His friend and brother-in-law Carnell (“Pete”) Smith left him that night and headed down to the drive-in movie to be with his girlfriend. After all, Pete thought, Alfred was in good hands. Livingston (“Castro”) Roberts, Alfred’s best friend who was constantly at his side, was with him, and everyone knew Castro would do anything for Alfred. A man named Julius “J. L.” Funderberk, a thirty-one-year-old migrant fruit picker who had just returned home himself, watched Castro and Alfred with disdain from across the room. Money in his own pocket didn’t make him any less jealous. Alfred was buying a beer for a girl Funderberk had thought was his.

Anger seared through him. He pulled out his pistol and hit Castro with it.

Al “Blood” Black, another of Hair’s close friends watched as Funderburk strode over to the jukebox and defiantly punched one of its buttons down. The music poured out into the bar. It was a song they had all been listening to that summer, a mirror of the rage that was smoldering around the country, but somehow, it fit the moment just right.

“War, Whoa, Lord,” the jukebox wailed. “. . . Who wants to die?”

Funderberk raised the weapon and pointed it at Alfred.

“I’ll kill all of you painters in here,” he said.

Funderberk fired.
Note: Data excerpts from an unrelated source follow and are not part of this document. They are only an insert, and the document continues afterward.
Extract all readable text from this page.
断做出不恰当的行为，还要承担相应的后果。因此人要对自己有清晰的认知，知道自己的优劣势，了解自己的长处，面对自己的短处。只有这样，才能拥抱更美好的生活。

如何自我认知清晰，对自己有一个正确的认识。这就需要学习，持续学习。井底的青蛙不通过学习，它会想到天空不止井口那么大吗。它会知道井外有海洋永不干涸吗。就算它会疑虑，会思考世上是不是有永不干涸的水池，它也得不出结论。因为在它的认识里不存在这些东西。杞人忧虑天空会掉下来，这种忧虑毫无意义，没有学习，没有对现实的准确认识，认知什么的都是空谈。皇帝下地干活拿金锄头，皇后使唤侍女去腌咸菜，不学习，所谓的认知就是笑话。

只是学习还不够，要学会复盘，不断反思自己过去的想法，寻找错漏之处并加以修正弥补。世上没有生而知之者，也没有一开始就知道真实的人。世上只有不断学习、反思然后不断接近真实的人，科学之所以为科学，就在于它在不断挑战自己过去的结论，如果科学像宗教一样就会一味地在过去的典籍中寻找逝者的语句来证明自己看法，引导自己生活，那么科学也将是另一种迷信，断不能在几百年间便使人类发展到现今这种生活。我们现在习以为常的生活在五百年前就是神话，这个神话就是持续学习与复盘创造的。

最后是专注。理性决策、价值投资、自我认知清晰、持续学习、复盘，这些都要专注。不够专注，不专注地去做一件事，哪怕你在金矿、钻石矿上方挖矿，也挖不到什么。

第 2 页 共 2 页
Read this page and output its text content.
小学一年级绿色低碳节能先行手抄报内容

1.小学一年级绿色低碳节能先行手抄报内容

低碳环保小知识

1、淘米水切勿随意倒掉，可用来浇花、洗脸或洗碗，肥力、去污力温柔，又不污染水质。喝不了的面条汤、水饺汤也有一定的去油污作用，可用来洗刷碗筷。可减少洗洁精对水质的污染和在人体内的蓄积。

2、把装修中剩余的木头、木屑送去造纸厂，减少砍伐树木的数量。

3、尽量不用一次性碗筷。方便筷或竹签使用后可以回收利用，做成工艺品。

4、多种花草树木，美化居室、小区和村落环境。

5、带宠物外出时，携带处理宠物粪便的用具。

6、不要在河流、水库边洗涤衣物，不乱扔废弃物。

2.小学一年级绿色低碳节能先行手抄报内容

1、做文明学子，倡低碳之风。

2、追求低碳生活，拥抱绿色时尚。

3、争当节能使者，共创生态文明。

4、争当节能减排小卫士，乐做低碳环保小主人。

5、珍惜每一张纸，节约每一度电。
Alfred stumbled, now caught in a slow motion wave as he made his way to the back door. Another shot rang out and he slumped down on the hard asphalt of Avenue D.

The last ride Alfred made in his precious Lincoln Continental was down Avenue D at breakneck speed, his brother at the wheel, while he lay bleeding in the back seat. Pete Smith heard the sirens and saw the flashing lights of a swarming parade of police as they headed toward his part of town, toward Avenue D. Satisfying his curiosity was better than watching any picture show, he thought, so he turned to follow the cars.

It seemed like every cop in St. Lucie County had surrounded Eddie’s.

The patrol car lights swirled a sickening beam against the green paint of the concrete block building, the driveway now full of onlookers. The realization hit him before he could even be told. He knew it in his heart.

At 11:40 p.m., Alfred Hair was pronounced dead at Fort Pierce Memorial Hospital. The next day, the headline in the local newspaper told the story that had spread through the town overnight: “Shot Down in Fort Pierce: Well-Known Artist Alfred Hair Slain.” 

The entire community went into mourning for the twenty-nine-year-old man, who looked out from the grainy black-and-white photograph on the
front page.

One of the most astonishing—and unorthodox—art enterprises of the twentieth century came to a halt that night on August 9, 1970. It had begun with an unlikely source, a young black man, Alfred Warner Hair. Now it was all in jeopardy because of two bullets and a beer. Thousands came to his funeral, but not one among them could have predicted that decades after his death, people would still be talking about Alfred Hair and the artists he inspired known later simply as “The Highwaymen.”